Peter Brock tells the story of the Daytona Coupe as if it was yesterday. This is the other Peter Brock, who in 1964 when he was still learning to guide a razor across his chin was tapped by Carroll Shelby to design a roofed variant of the iconic Cobra roadster.
Shelby this week announced the company will construct 50 new Daytona Coupes – wearing ID plate numbers 9950 to 9999 – identical in silhouette to the original that Brock sketched on the floor of Carroll’s Venice, California workshop in February 1964.
Not really tribute cars and not really reproductions, according to Shelby marketing chief Gary Schechner, but a continuation of original production with a 50-year intermission.
The Daytona Coupe’s history has evolved into legend, as happens when a small semi-independent race shop like Shelby goes door-to-door with Ford, Chevrolet and Ferrari and drives away with the polished cup and the empty celebratory bottle.
The Daytona Coupe won the 1965 FIA World Sportscar Championship and tallied class wins at Sebring, Daytona, Le Mans, Nurburgring and Reims.
Six Daytona Coupes were raced throughout 1964-65 and all six survive today. Estimated values sit firmly between $US9-12 million, and Schechner says all six original Daytona Coupes will come together on the same patch of tarmac at the Goodwood Revival over September 11-13.
The 50 new Daytona Coupes will be offered in hand-formed aluminium ($US349,000) or in fibreglass ($US179,000) without an engine.
To manoeuvre around legislation, the new coupes cannot be sold as running cars. They will be sold as a ‘specially constructed vehicle’ assembled by Shelby to the point of a rolling chassis with modern Wilwood brakes, a complete body and assembled interior.
The buyer drops in the Ford 289ci V8 and pushes the registration papers through the appropriate channels.
And ruthlessly true to 1964-65 racing technology, a new Daytona Coupe lacks everything related to modern comfort and safety. Life in a 1960s era race car is barely tolerated. There's no air-conditioning, no sound deadening, no airbags and the aluminium bodied coupes don’t even offer door-handles or locks. Radio? Sing loudly.
You unlatch the door by sliding open the small Perspex window and reaching inside. The driver’s seat is slightly angled just like the original car's, which was profiled around English test driver Ken Miles, who Brock describes as 175cm and 65kg.
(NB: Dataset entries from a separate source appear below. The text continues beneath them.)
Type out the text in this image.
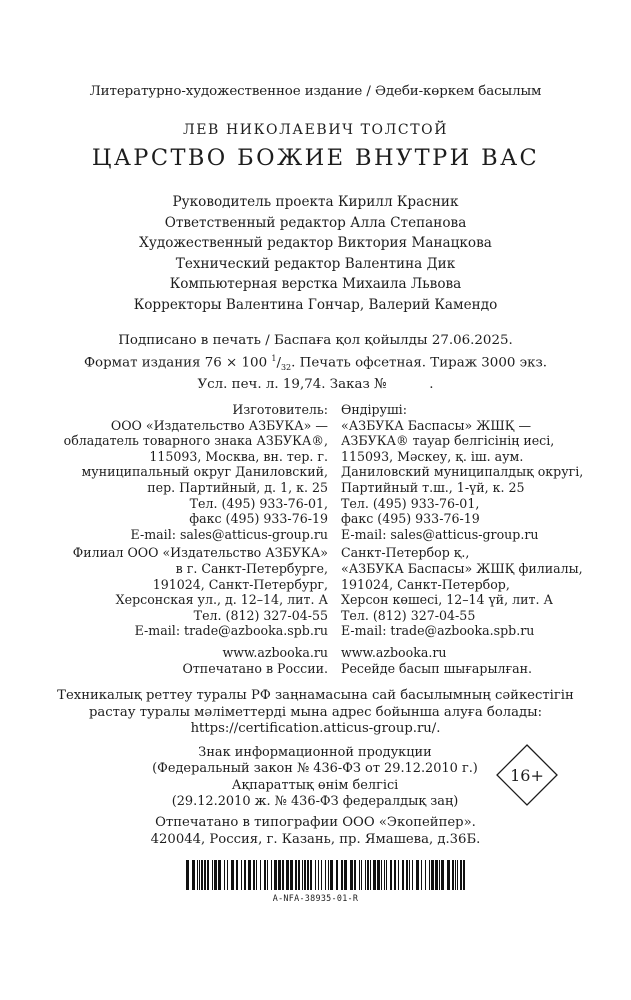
Литературно-художественное издание / Әдеби-көркем басылым
ЛЕВ НИКОЛАЕВИЧ ТОЛСТОЙ
ЦАРСТВО БОЖИЕ ВНУТРИ ВАС
Руководитель проекта Кирилл Красник
Ответственный редактор Алла Степанова
Художественный редактор Виктория Манацкова
Технический редактор Валентина Дик
Компьютерная верстка Михаила Львова
Корректоры Валентина Гончар, Валерий Камендо
Подписано в печать / Баспаға қол қойылды 27.06.2025.
Формат издания 76 × 100 $^1/_{32}$. Печать офсетная. Тираж 3000 экз.
Усл. печ. л. 19,74. Заказ №          .
Изготовитель:
ООО «Издательство АЗБУКА» —
обладатель товарного знака АЗБУКА®,
115093, Москва, вн. тер. г.
муниципальный округ Даниловский,
пер. Партийный, д. 1, к. 25
Тел. (495) 933-76-01,
факс (495) 933-76-19
E-mail: sales@atticus-group.ru
Филиал ООО «Издательство АЗБУКА»
в г. Санкт-Петербурге,
191024, Санкт-Петербург,
Херсонская ул., д. 12–14, лит. А
Тел. (812) 327-04-55
E-mail: trade@azbooka.spb.ru
www.azbooka.ru
Отпечатано в России.
Өндіруші:
«АЗБУКА Баспасы» ЖШҚ —
АЗБУКА® тауар белгісінің иесі,
115093, Мәскеу, қ. іш. аум.
Даниловский муниципалдық округі,
Партийный т.ш., 1-үй, к. 25
Тел. (495) 933-76-01,
факс (495) 933-76-19
E-mail: sales@atticus-group.ru
Санкт-Петербор қ.,
«АЗБУКА Баспасы» ЖШҚ филиалы,
191024, Санкт-Петербор,
Херсон көшесі, 12–14 үй, лит. А
Тел. (812) 327-04-55
E-mail: trade@azbooka.spb.ru
www.azbooka.ru
Ресейде басып шығарылған.
Техникалық реттеу туралы РФ заңнамасына сай басылымның сәйкестігін
растау туралы мәліметтерді мына адрес бойынша алуға болады:
https://certification.atticus-group.ru/.
Знак информационной продукции
(Федеральный закон № 436-ФЗ от 29.12.2010 г.)
Ақпараттық өнім белгісі
(29.12.2010 ж. № 436-ФЗ федералдық заң)
16+
Отпечатано в типографии ООО «Экопейпер».
420044, Россия, г. Казань, пр. Ямашева, д.36Б.
A-NFA-38935-01-R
Going back to 1964, Brock takes up the story of how all this happened, but if you’re expecting a grand plan with detailed performance objectives and wind tunnel testing, that’s not the story of the Daytona Coupe.
Books have been written quoting many details, but Brock tells the story with style: an American, an Englishman and a New Zealander worked together in a backroom shunned by the team manager and crew members because the Coupe didn’t look like a real race car.
“We built the original Coupe in 90 days and with no money,” says Brock. “And we couldn’t have built it without John Ohlson – ‘it could be spelled sen’ – a New Zealander who was a fantastic fabricator.”
“We started with a roadster chassis (90-inch wheelbase) and had to make the aluminum (sic) body fit all the hard points. The chassis dictated the overall size and form followed function,” remembers Brock.
“I had some aerodynamic research done by the Germans in the 1930, and that’s what I used.”
Those original templates used to shape the original six Shelby Daytona Coupes have been used again to shape the 50 new Coupes.
“I moved to California to race cars and Carroll Shelby hired me to run his driving school. Carroll knew nothing about my work as a designer with GM until we started on the Daytona Coupe – which was initially called Brock’s Folly by the race team.”
When news in 2006 began to trickle out that Peter Brock (the Australian) had been killed driving a Daytona Coupe in West Australia, Peter Brock’s (the American) family began receiving consolatory emails and phone calls.
“At the time I lived in Washington State (WA), so everyone just assumed it had to be me,” says Brock. “Of course, Peter Brock was far more famous than I am.”